In the main election on November 29, Tong easily won his Tarawa urban seat by collecting 3517 of 7012 votes cast. Tito, standing in one of the three other Tarawa urban seats, won 3270 votes, so just failing to hit the number in excess of 50 percent of the total vote needed to avoid contesting a run-off vote.
Ieremai Tabai, Kiribati’s first president, and another of Tito’s arch political foes, easily won one of the two Nonouti island seats by taking 592 of 1091 votes cast. Since he served two four-year terms as president, he is blocked constitutionally from holding the office again.
The run-off election results were expected to ignite a fierce campaign for the loyalty of the 14 remaining independent MPs, something to be obtained with promises of ministerial office and other advantages, and with great play on traditional family, clan and personal relationships. After the election Tito preferred to lay low and say nothing publicly.
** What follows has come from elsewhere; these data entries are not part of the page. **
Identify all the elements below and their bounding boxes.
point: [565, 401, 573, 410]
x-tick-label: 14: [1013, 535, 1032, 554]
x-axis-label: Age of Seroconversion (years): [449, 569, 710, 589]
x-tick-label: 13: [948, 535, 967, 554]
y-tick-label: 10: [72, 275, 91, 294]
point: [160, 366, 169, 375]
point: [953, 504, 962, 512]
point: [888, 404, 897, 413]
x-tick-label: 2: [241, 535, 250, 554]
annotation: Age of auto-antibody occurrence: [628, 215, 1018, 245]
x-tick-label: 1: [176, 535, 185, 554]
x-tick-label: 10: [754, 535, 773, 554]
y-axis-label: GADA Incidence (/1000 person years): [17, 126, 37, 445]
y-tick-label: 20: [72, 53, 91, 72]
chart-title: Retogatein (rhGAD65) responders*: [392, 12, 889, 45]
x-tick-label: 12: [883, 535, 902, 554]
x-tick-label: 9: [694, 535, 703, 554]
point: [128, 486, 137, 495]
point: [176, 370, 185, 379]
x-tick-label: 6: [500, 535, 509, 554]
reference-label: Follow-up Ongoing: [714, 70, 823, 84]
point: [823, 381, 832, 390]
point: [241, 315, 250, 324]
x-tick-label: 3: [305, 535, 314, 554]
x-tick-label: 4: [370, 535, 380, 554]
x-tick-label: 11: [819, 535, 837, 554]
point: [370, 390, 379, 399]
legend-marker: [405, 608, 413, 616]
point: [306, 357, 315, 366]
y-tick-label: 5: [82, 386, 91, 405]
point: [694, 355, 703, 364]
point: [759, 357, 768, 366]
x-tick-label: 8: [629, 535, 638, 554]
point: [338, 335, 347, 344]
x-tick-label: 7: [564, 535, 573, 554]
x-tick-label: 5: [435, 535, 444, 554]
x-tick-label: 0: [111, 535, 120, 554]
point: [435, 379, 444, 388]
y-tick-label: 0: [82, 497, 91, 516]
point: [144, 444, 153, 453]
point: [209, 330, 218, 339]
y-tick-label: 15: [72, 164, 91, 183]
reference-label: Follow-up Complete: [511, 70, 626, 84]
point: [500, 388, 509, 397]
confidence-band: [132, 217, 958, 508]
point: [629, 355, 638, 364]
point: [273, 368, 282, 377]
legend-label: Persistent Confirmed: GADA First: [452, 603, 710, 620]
Tong was promising a vigorous shake-up of Kiribati’s public service. He promised to eliminate deadwood, scrap controversial newspaper registration laws Tito brought in soon before the election, and embark on economic reforms including an investigation to produce an explanation of a reported A$100-million fall in the size of a national investment fund founded with revenue from a now defunct phosphate money.
The election campaign turned ugly with reports of an attempt by Tito to arrest Tong on a charge of allegedly making illegal use of the Kiribati national emblem on his election policy leaflets. Tong said the restriction on the use of the emblem applied only to commercial purposes.
The move against Tong flopped when acting Attorney-General Pole Atanraoi refused to sign an arrest warrant. A second attempt to arrest Tong failed, Islands Business was told, when a group of seven policemen dispatched to seize the Opposition leader on the eve of the election became uncertain about whose orders they were acting on.
Tong is half Chinese and also part European, trained as a physician in Fiji and later had a successful medical career in Hawaii.
During campaigning, political opponents adopted a racist tactic by urging voters against supporting a “Chinaman”.
Part of Tong’s campaign dwelt on the desirability of the presence at Tarawa of a tracking station used by China for its space research project, but claimed by critics to really be spying on an American weapon testing range at Kwajalein in the Marshall Islands, to the northwest of Kiribati.
At the outset of the campaign, Tong threatened to close the station, he said, threatened Kiribati’s security. Later he modified his stance, saying that he would review an agreement with China for the station’s presence if he became president.
Tong also claimed Chinese diplomats blatantly attempted to buy support for Tito by accompanying cabinet ministers on tours to distribute gifts of money and electricity generators to outer island communities.
Kiribati’s 96,000 Micronesian people inhabit 21 of 33 islands spread across the equator. The economy is dependent on fishing and fishing licence revenue, copra, seaweed exports, foreign aid and income from a national investment fund.